Bonfire-adjacent: Aubrey/Lou
Aubrey had shown his face late to the bonfire, everything that went against the discipline he’d been so reluctant to learn in the army — but chalk all that, the careless sauntering in and sizing up, to a holdover from the times and places where arriving at a party before midnight was horrendously gauche. Vegas, where time stood still. Where Aubrey was a rich kid with a big dick and a bad reputation. Manhattan, Montreal, Toronto. Cities wholly unlike the Capital, where 2AM last call reigned a pathetic supreme. Aubrey had parked his Range Rover on the outskirts of the property and sat there with the windows rolled down for the better part of ten minutes. He listened to the squeals and the laughter trickling on cool, lake-thick air and tried to reconcile both his own self and the wolf with a place where people stumbled over one another and the stench of untreated logs burned the inside of his nose something acrid and lingering.

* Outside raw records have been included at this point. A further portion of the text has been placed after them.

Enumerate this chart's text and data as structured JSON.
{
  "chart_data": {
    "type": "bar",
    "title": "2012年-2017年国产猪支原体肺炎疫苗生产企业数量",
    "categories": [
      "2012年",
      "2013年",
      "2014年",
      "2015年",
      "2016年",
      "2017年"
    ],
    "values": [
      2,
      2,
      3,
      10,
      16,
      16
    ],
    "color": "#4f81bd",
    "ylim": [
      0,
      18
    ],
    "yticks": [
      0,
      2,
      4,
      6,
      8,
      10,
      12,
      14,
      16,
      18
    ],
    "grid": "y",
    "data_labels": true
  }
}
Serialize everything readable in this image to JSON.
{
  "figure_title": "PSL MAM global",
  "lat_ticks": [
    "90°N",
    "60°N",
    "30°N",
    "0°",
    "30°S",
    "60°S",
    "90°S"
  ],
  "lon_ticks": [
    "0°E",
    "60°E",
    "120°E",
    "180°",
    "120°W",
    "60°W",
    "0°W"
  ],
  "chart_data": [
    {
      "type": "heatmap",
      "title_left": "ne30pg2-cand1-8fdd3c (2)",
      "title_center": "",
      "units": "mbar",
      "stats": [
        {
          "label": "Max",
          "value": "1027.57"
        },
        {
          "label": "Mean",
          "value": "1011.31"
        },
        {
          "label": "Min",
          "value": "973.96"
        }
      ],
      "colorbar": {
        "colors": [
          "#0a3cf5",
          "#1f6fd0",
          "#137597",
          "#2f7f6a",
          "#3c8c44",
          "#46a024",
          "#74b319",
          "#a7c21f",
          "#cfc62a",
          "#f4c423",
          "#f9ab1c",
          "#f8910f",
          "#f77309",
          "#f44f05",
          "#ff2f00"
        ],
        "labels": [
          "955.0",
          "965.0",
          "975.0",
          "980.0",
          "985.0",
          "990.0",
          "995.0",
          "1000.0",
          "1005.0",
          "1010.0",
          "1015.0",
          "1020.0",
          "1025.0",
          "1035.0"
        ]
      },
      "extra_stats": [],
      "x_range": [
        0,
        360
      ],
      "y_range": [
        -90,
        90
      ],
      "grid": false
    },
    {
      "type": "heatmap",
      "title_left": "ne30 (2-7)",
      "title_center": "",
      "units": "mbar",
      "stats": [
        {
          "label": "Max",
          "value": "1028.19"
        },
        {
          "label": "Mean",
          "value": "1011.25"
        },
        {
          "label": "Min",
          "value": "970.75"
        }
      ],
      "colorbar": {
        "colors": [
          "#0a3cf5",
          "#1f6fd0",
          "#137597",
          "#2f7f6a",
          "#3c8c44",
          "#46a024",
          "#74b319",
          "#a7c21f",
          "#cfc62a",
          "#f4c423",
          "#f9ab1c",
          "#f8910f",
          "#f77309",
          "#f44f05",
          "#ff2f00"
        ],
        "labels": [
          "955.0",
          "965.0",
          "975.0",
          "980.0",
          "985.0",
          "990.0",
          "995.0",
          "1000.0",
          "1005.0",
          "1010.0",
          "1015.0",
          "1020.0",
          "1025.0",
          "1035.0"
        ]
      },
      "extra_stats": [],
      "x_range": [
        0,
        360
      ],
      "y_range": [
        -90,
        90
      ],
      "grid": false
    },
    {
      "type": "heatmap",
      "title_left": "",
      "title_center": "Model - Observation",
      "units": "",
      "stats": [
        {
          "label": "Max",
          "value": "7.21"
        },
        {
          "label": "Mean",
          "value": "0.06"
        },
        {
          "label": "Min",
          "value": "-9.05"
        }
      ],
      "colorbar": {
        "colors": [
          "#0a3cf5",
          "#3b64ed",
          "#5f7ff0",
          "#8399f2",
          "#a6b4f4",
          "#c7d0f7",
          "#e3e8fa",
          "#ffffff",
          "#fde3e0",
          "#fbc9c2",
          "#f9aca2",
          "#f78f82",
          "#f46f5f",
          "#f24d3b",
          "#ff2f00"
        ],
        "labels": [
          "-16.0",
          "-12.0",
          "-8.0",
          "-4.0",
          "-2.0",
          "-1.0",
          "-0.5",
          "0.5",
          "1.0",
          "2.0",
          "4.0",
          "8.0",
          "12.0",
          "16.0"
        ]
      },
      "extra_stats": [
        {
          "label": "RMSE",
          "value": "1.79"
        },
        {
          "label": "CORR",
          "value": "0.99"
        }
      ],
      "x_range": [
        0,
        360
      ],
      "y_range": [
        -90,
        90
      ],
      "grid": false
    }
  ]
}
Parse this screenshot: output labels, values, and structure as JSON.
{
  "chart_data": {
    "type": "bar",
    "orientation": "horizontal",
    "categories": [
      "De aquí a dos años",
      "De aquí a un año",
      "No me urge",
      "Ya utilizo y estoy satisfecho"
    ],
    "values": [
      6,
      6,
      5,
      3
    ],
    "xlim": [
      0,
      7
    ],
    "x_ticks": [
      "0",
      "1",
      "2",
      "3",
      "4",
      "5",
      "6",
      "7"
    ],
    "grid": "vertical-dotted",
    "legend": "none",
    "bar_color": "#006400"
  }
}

The glorified Muskoka chairs strewn about the fire’s wreath were, in clear summation, not meant for a frame that topped out over 6’2” and certainly not that of a wolf who found no ease or comfort in reclining. The wolf had snarled soundlessly in Aubrey’s head when he considered sitting in one of the chairs with his back to the trees. The bonfire’s attendees weren’t predators, but that didn’t mean he was going to be stupid, did it?
Aubrey imagined flicking the tip of one middle finger against the pad of his thumb and the edge of the wolf’s ear, discrepant as the idea was when the wolf held reign in his head and shared his organs. The wolf bared his teeth and paced. The wolf’s hackles hoisted in a spiked layer of fur that was not betrayed to the outside world, because outwardly Aubrey was all man. But he heard the heavy footfalls of padding feet in the back of his head and he tasted an iron weight on the thick flesh of his tongue.
Aubrey the man was wearing impeccable shades of grey and cream, with a watch that cost more than some houses in the Neighbourhood. He might have blended into the darkness of nighttime and smoke as he stood by the fire and sipped at a Solo cup that was full of something stronger than beer, were it not for his height and the presence of the wolf. Might have, but did not. Didn't care. Didn't want.